Suppose we want to predict the blood concentration of a substance during the 20-hour period following oral ingestion of 100 mg of the substance. Let’s assume that the oral absorption rate constant (\(k_{01}\)) is 1.0 h\(^{-1}\), the clearance rate constant (\(k_{12}\)) is 0.5 h\(^{-1}\), and the volume of distribution scaling constant (\(V_\textrm{d}^\textrm{C}\)) is 0.1 L/kg. These are the default values of those model parameters given in the model specification file, and we can verify this with the following commands.

pk1_mod$parms
#>  A0_init  A1_init  A2_init AUC_init      VdC      k01      k12 
#>    100.0      0.0      0.0      0.0      0.1      1.0      0.5
pk1_mod$Y0
#>  A0  A1  A2 AUC 
#> 100   0   0   0

Suppose the animal being dosed has a body mass of 0.25 kg initially (i.e., at the beginning of the simulation) and a body mass of 1.0 kg 20 hours later. (Admittedly, this is a large relative increase in body mass over a 20-hour period, but serves to illustrate the diluting effect of increased body mass on concentration, as we shall see.) We can define a matrix that lists the values of the body mass at various times. The default behavior of the deSolve integrators is to use linear interpolation to determine values of input variables at times that are not listed, but other options are available. We can create an appropriate input variable matrix for our simulation (and examine it) using the following commands.

# Define body mass input.
M_table <- cbind(times = c(0, 20), M_in = c(0.25, 1.0))
head(M_table)
#>      times M_in
#> [1,]     0 0.25
#> [2,]    20 1.00

We can perform a simulation that provides results for the desired output times (i.e., \(t = 0, 0.1, 0.2, \ldots, 20.0\)) using the following commands.

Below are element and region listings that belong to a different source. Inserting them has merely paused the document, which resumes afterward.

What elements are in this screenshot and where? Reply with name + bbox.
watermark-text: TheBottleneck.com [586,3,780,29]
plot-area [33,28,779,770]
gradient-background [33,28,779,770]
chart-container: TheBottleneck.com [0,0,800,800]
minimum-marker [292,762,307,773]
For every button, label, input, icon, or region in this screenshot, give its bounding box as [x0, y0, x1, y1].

# Define output times for simulation.
times <- seq(from = 0, to = 20, by = 0.1)

# Run simulation.
out <- pk1_mod$runModel(times, forcings = list(M_table))

We can perform a second simulation for which body mass remains constant at 0.25 kg using the following commands.

# Define body mass input.
M_table2 <- cbind(times = c(0, 20), M_in = c(0.25, 0.25))

# Run simulation.
out2 <- pk1_mod$runModel(times, forcings = list(M_table2))

Examining the Results

The results of the two simulations were stored in “matrix” data structures named out (for the time-varying body mass simulation) and out2 (for the constant body mass simulation). In each matrix, there is one row for each output time, and one column for each state variable and each output variable. The first five rows of out are shown below. Note that the independent variable, which is \(t\) in the case of the classical PK model, is always labeled “time” in the output data structure.

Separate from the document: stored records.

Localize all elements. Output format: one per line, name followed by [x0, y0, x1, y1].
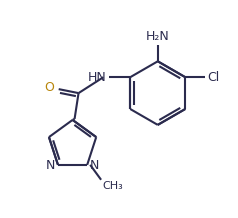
Text: N: N: [90, 159, 99, 172]
Text: Cl: Cl: [207, 71, 219, 84]
Text: O: O: [44, 81, 54, 94]
Text: H₂N: H₂N: [146, 31, 170, 43]
Text: CH₃: CH₃: [102, 181, 123, 191]
Text: N: N: [46, 159, 55, 172]
Text: HN: HN: [88, 71, 106, 84]
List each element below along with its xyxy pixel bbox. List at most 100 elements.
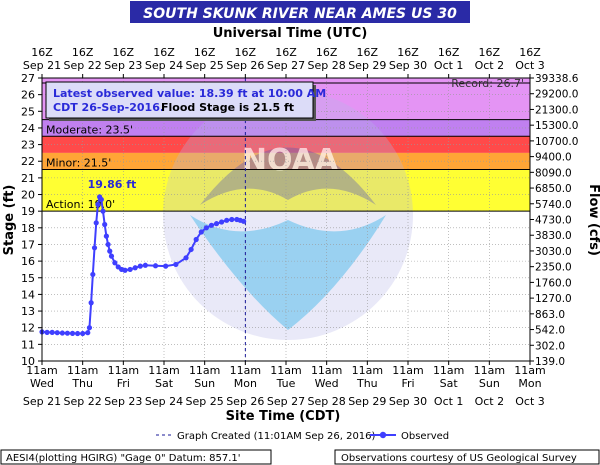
utc-tick-hour: 16Z [113, 46, 135, 59]
stage-tick-label: 24 [21, 122, 35, 135]
observed-point [69, 330, 76, 336]
observed-point [112, 260, 118, 266]
observed-point [213, 221, 220, 227]
utc-tick-hour: 16Z [316, 46, 338, 59]
stage-tick-label: 17 [21, 238, 35, 251]
utc-tick-hour: 16Z [275, 46, 297, 59]
observed-point [64, 330, 71, 336]
cdt-tick-date: Oct 1 [434, 395, 464, 408]
cdt-tick-day: Tue [276, 377, 296, 390]
cdt-tick-date: Sep 29 [348, 395, 386, 408]
observed-point [93, 220, 99, 226]
title-bar [130, 1, 470, 23]
cdt-tick-time: 11am [189, 364, 220, 377]
observed-point [188, 246, 194, 253]
utc-tick-hour: 16Z [438, 46, 460, 59]
flow-tick-label: 139.0 [535, 356, 565, 368]
observed-point [152, 263, 159, 269]
flow-tick-label: 10700.0 [535, 136, 578, 148]
utc-tick-date: Sep 27 [267, 59, 305, 72]
observed-point [224, 217, 230, 223]
cdt-tick-day: Fri [401, 377, 414, 390]
cdt-tick-day: Sat [155, 377, 174, 390]
flow-tick-label: 8090.0 [535, 167, 572, 179]
cdt-tick-time: 11am [108, 364, 139, 377]
plot-frame [41, 77, 531, 362]
stage-tick-label: 22 [21, 155, 35, 168]
cdt-tick-time: 11am [148, 364, 179, 377]
flow-tick-label: 39338.6 [535, 73, 579, 85]
utc-tick-date: Sep 22 [64, 59, 102, 72]
minor-label: Minor: 21.5' [46, 157, 111, 170]
cdt-tick-time: 11am [230, 364, 261, 377]
utc-tick-hour: 16Z [235, 46, 257, 59]
stage-axis-title: Stage (ft) [2, 185, 17, 256]
stage-tick-label: 23 [21, 139, 35, 152]
info-line-2-flood: Flood Stage is 21.5 ft [161, 101, 294, 114]
observed-point [142, 262, 148, 268]
observed-point [74, 330, 81, 337]
utc-tick-date: Oct 1 [434, 59, 464, 72]
flow-tick-label: 4730.0 [535, 215, 572, 227]
observed-point [95, 201, 101, 208]
stage-tick-label: 21 [21, 172, 35, 185]
cdt-tick-date: Sep 25 [186, 395, 224, 408]
utc-tick-hour: 16Z [479, 46, 501, 59]
legend-observed-label: Observed [401, 431, 449, 442]
utc-tick-hour: 16Z [153, 46, 175, 59]
observed-point [108, 253, 115, 259]
cdt-tick-date: Sep 21 [23, 395, 61, 408]
bottom-axis-title: Site Time (CDT) [226, 409, 341, 424]
cdt-tick-time: 11am [474, 364, 505, 377]
cdt-tick-date: Sep 27 [267, 395, 305, 408]
cdt-tick-date: Oct 2 [475, 395, 505, 408]
cdt-tick-time: 11am [270, 364, 301, 377]
stage-tick-label: 10 [21, 355, 35, 368]
flow-tick-label: 29200.0 [535, 89, 578, 101]
observed-point [86, 325, 93, 331]
observed-point [103, 233, 109, 239]
flow-tick-label: 863.0 [535, 309, 565, 321]
flow-tick-label: 302.0 [535, 340, 565, 352]
observed-point [90, 271, 96, 278]
moderate-label: Moderate: 23.5' [46, 123, 133, 136]
observed-point [163, 263, 169, 269]
cdt-tick-day: Thu [356, 377, 378, 390]
footer-left-text: AESI4(plotting HGIRG) "Gage 0" Datum: 85… [6, 453, 241, 464]
utc-tick-hour: 16Z [397, 46, 419, 59]
observed-point [183, 255, 189, 261]
cdt-tick-date: Sep 24 [145, 395, 183, 408]
chart-title: SOUTH SKUNK RIVER NEAR AMES US 30 [143, 6, 457, 22]
stage-tick-label: 11 [21, 338, 35, 351]
observed-point [49, 329, 55, 335]
stage-tick-label: 18 [21, 222, 35, 235]
observed-point [85, 330, 91, 336]
noaa-watermark: NOAA [163, 90, 413, 340]
flow-tick-label: 1760.0 [535, 277, 572, 289]
cdt-tick-day: Sun [194, 377, 215, 390]
cdt-tick-date: Oct 3 [515, 395, 545, 408]
stage-tick-label: 20 [21, 189, 35, 202]
top-axis-title: Universal Time (UTC) [213, 26, 368, 41]
observed-point [105, 241, 111, 248]
cdt-tick-day: Wed [315, 377, 339, 390]
info-box [45, 81, 314, 119]
observed-point [122, 267, 128, 273]
utc-tick-date: Sep 26 [226, 59, 264, 72]
cdt-tick-date: Sep 23 [104, 395, 142, 408]
flow-tick-label: 3830.0 [535, 230, 572, 242]
observed-point [59, 330, 65, 336]
observed-point [198, 229, 204, 235]
flow-tick-label: 15300.0 [535, 120, 578, 132]
observed-point [98, 196, 104, 203]
observed-point [88, 300, 94, 306]
legend-observed-dot [379, 431, 387, 439]
utc-tick-hour: 16Z [72, 46, 94, 59]
utc-tick-date: Oct 3 [515, 59, 545, 72]
utc-tick-date: Sep 25 [186, 59, 224, 72]
flow-tick-label: 3030.0 [535, 246, 572, 258]
cdt-tick-date: Sep 28 [308, 395, 346, 408]
stage-tick-label: 27 [21, 72, 35, 85]
cdt-tick-date: Sep 22 [64, 395, 102, 408]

time	A0	A1	A2	AUC	M	Vd	C	Atot
0.0	100.00000	0.000000	0.0000000	0.00000	0.25000	0.025000	0.0000	100
0.1	90.48374	9.278401	0.2378569	18.84155	0.25375	0.025375	365.6513	100
0.2	81.87308	17.221333	0.9055917	71.04782	0.25750	0.025750	668.7896	100
0.3	74.08182	23.977951	1.9402268	150.79692	0.26125	0.026125	917.8163	100
0.4	67.03200	29.682141	3.2858540	253.05336	0.26500	0.026500	1120.0808	100

We can create a visual representation of the simulation results. For example, we can plot the concentration vs. time using the following commands.

# Plot simulation results.
plot(out[, "time"], out[, "C"],
  type = "l", lty = 1, lwd = 2, xlab = "Time (h)",
  ylab = "Concentration (mg/L)", ylim = c(0, 2500)
)
lines(out2[, "time"], out2[, "C"], lty = 2, lwd = 2)
legend("topright",
  legend = c("Varying Body Mass", "Constant Body Mass"),
  lty = c(1, 2), lwd = 2
)

Note that for the “varying body mass” simulation, the increase in body mass had a diluting effect on concentration. That is, concentrations tended to be less for the “varying body mass” scenario than for the “constant body mass” scenario because increases in body mass (\(M\)) and corresponding increases in volume of distribution (\(V_\textrm{d}\)) caused concentration (\(C\)) to decrease more rapidly than would be the case for a constant body mass scenario in which clearance processes alone effect reductions in concentration.